Saturday, November 07, 2009

Against Triumphalism: The Complex Legacy of 1989

Fred Halliday observes that 20 years on, there is much to celebrate in communism's collapse, but at the same time much horror followed. Putting 1989 in its proper global perspective forces us to recognize "other, less liberal and less welcome outcomes of the Soviet retreat; and the consequences of these events are very much alive today."

Similarly counterintuitive, it's instructive to recall the American origins of Canadian socialism:

3 Comments:

Blogger Bernard said...

The link is not correct

http://www.opendemocracy.net/fred-halliday/other-1989s

10:56 AM  
Blogger Terry Glavin said...

Found another with a version of same. Thanks.

12:01 PM  
Blogger Unknown said...

I hope this will at the very least give pause to anyone in the Canadian Studies program at SFU who had to endure the obnoxious Canadian nationalist Robin Matthews, a man whose life's work it was to identify and expunge all American ideas and any Americans or Canadians who allegedly promoted American ideas in schools, in the arts and in the media, from Canadian public life.

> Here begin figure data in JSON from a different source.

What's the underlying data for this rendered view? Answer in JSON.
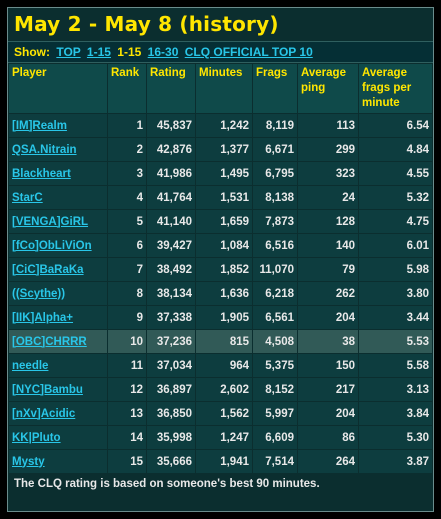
{
  "title": "May 2 - May 8 (history)",
  "show": {
    "label": "Show:",
    "links": [
      "TOP",
      "1-15",
      "1-15",
      "16-30",
      "CLQ OFFICIAL TOP 10"
    ]
  },
  "columns": [
    "Player",
    "Rank",
    "Rating",
    "Minutes",
    "Frags",
    "Average ping",
    "Average frags per minute"
  ],
  "rows": [
    {
      "player": "[IM]Realm",
      "rank": "1",
      "rating": "45,837",
      "minutes": "1,242",
      "frags": "8,119",
      "ping": "113",
      "fpm": "6.54"
    },
    {
      "player": "QSA.Nitrain",
      "rank": "2",
      "rating": "42,876",
      "minutes": "1,377",
      "frags": "6,671",
      "ping": "299",
      "fpm": "4.84"
    },
    {
      "player": "Blackheart",
      "rank": "3",
      "rating": "41,986",
      "minutes": "1,495",
      "frags": "6,795",
      "ping": "323",
      "fpm": "4.55"
    },
    {
      "player": "StarC",
      "rank": "4",
      "rating": "41,764",
      "minutes": "1,531",
      "frags": "8,138",
      "ping": "24",
      "fpm": "5.32"
    },
    {
      "player": "[VENGA]GiRL",
      "rank": "5",
      "rating": "41,140",
      "minutes": "1,659",
      "frags": "7,873",
      "ping": "128",
      "fpm": "4.75"
    },
    {
      "player": "[fCo]ObLiViOn",
      "rank": "6",
      "rating": "39,427",
      "minutes": "1,084",
      "frags": "6,516",
      "ping": "140",
      "fpm": "6.01"
    },
    {
      "player": "[CiC]BaRaKa",
      "rank": "7",
      "rating": "38,492",
      "minutes": "1,852",
      "frags": "11,070",
      "ping": "79",
      "fpm": "5.98"
    },
    {
      "player": "((Scythe))",
      "rank": "8",
      "rating": "38,134",
      "minutes": "1,636",
      "frags": "6,218",
      "ping": "262",
      "fpm": "3.80"
    },
    {
      "player": "[IIK]Alpha+",
      "rank": "9",
      "rating": "37,338",
      "minutes": "1,905",
      "frags": "6,561",
      "ping": "204",
      "fpm": "3.44"
    },
    {
      "player": "[OBC]CHRRR",
      "rank": "10",
      "rating": "37,236",
      "minutes": "815",
      "frags": "4,508",
      "ping": "38",
      "fpm": "5.53",
      "highlight": true
    },
    {
      "player": "needle",
      "rank": "11",
      "rating": "37,034",
      "minutes": "964",
      "frags": "5,375",
      "ping": "150",
      "fpm": "5.58"
    },
    {
      "player": "[NYC]Bambu",
      "rank": "12",
      "rating": "36,897",
      "minutes": "2,602",
      "frags": "8,152",
      "ping": "217",
      "fpm": "3.13"
    },
    {
      "player": "[nXv]Acidic",
      "rank": "13",
      "rating": "36,850",
      "minutes": "1,562",
      "frags": "5,997",
      "ping": "204",
      "fpm": "3.84"
    },
    {
      "player": "KK|Pluto",
      "rank": "14",
      "rating": "35,998",
      "minutes": "1,247",
      "frags": "6,609",
      "ping": "86",
      "fpm": "5.30"
    },
    {
      "player": "Mysty",
      "rank": "15",
      "rating": "35,666",
      "minutes": "1,941",
      "frags": "7,514",
      "ping": "264",
      "fpm": "3.87"
    }
  ],
  "footer": "The CLQ rating is based on someone's best 90 minutes.",
  "colors": {
    "accent": "#ffe600",
    "link": "#29c6e8",
    "panel": "#0b2e2f",
    "highlight": "#315a57"
  }
}
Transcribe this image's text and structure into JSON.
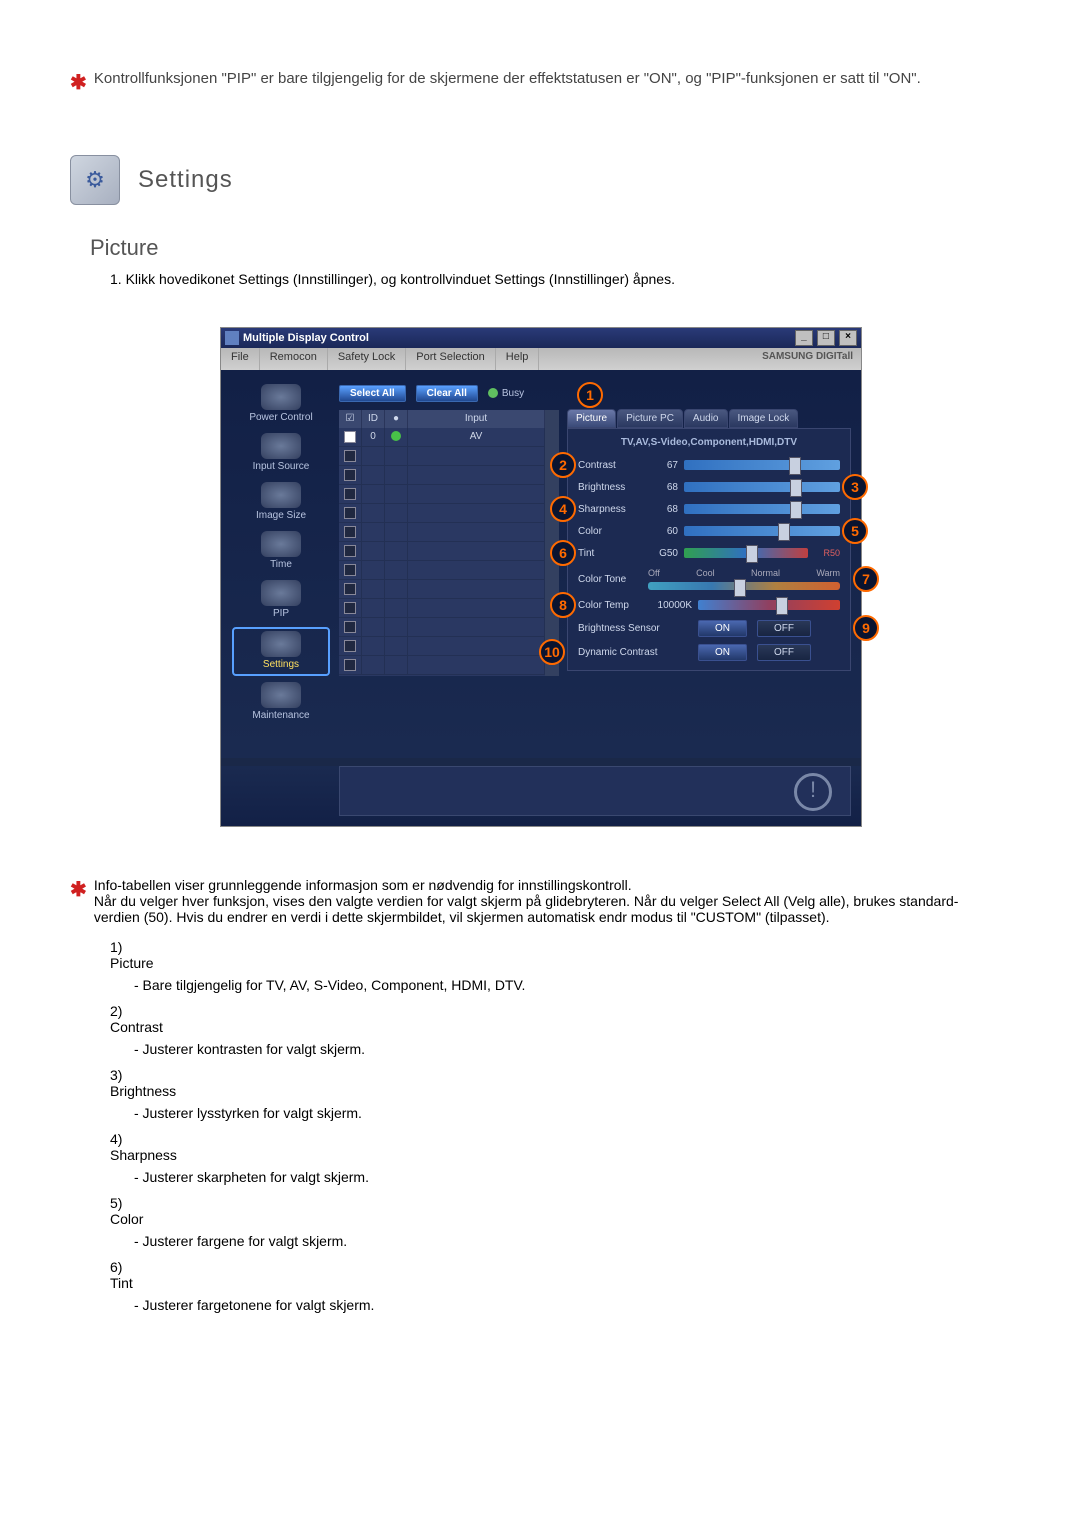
{
  "top_note": "Kontrollfunksjonen \"PIP\" er bare tilgjengelig for de skjermene der effektstatusen er \"ON\", og \"PIP\"-funksjonen er satt til \"ON\".",
  "section_title": "Settings",
  "subheading": "Picture",
  "intro_line": "1.  Klikk hovedikonet Settings (Innstillinger), og kontrollvinduet Settings (Innstillinger) åpnes.",
  "app": {
    "title": "Multiple Display Control",
    "menu": [
      "File",
      "Remocon",
      "Safety Lock",
      "Port Selection",
      "Help"
    ],
    "brand": "SAMSUNG DIGITall",
    "sidebar": [
      {
        "label": "Power Control"
      },
      {
        "label": "Input Source"
      },
      {
        "label": "Image Size"
      },
      {
        "label": "Time"
      },
      {
        "label": "PIP"
      },
      {
        "label": "Settings"
      },
      {
        "label": "Maintenance"
      }
    ],
    "select_all": "Select All",
    "clear_all": "Clear All",
    "busy": "Busy",
    "grid": {
      "headers": [
        "☑",
        "ID",
        "●",
        "Input"
      ],
      "row": {
        "id": "0",
        "input": "AV"
      }
    },
    "tabs": [
      "Picture",
      "Picture PC",
      "Audio",
      "Image Lock"
    ],
    "panel_sub": "TV,AV,S-Video,Component,HDMI,DTV",
    "sliders": {
      "contrast": {
        "label": "Contrast",
        "value": "67"
      },
      "brightness": {
        "label": "Brightness",
        "value": "68"
      },
      "sharpness": {
        "label": "Sharpness",
        "value": "68"
      },
      "color": {
        "label": "Color",
        "value": "60"
      },
      "tint": {
        "label": "Tint",
        "value": "G50",
        "right": "R50"
      }
    },
    "color_tone": {
      "label": "Color Tone",
      "opts": [
        "Off",
        "Cool",
        "Normal",
        "Warm"
      ]
    },
    "color_temp": {
      "label": "Color Temp",
      "value": "10000K"
    },
    "brightness_sensor": {
      "label": "Brightness Sensor",
      "on": "ON",
      "off": "OFF"
    },
    "dynamic_contrast": {
      "label": "Dynamic Contrast",
      "on": "ON",
      "off": "OFF"
    }
  },
  "info_note": "Info-tabellen viser grunnleggende informasjon som er nødvendig for innstillingskontroll.",
  "info_note2": "Når du velger hver funksjon, vises den valgte verdien for valgt skjerm på glidebryteren. Når du velger Select All (Velg alle), brukes standard-verdien (50). Hvis du endrer en verdi i dette skjermbildet, vil skjermen automatisk endr modus til \"CUSTOM\" (tilpasset).",
  "items": [
    {
      "n": "1)",
      "t": "Picture",
      "d": "- Bare tilgjengelig for TV, AV, S-Video, Component, HDMI, DTV."
    },
    {
      "n": "2)",
      "t": "Contrast",
      "d": "- Justerer kontrasten for valgt skjerm."
    },
    {
      "n": "3)",
      "t": "Brightness",
      "d": "- Justerer lysstyrken for valgt skjerm."
    },
    {
      "n": "4)",
      "t": "Sharpness",
      "d": "- Justerer skarpheten for valgt skjerm."
    },
    {
      "n": "5)",
      "t": "Color",
      "d": "- Justerer fargene for valgt skjerm."
    },
    {
      "n": "6)",
      "t": "Tint",
      "d": "- Justerer fargetonene for valgt skjerm."
    }
  ]
}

For Matthews, Northrop Frye, Margaret Atwood, Mordechai Richler and 1960's era Vancouverite poetry collectives were all agents for the US imperialist regime and any professor or teaching assistant in a Canadian university who happened to be born on American soil was to be "outed" and fired.

Undoubtedly Matthews, a stalwart Dipper with a blog, would dismiss the irony that his lifelong campaign to purge American ideas from Canadian life would also have been a campaign to purge the CCF from Canada had he been around a tad earlier.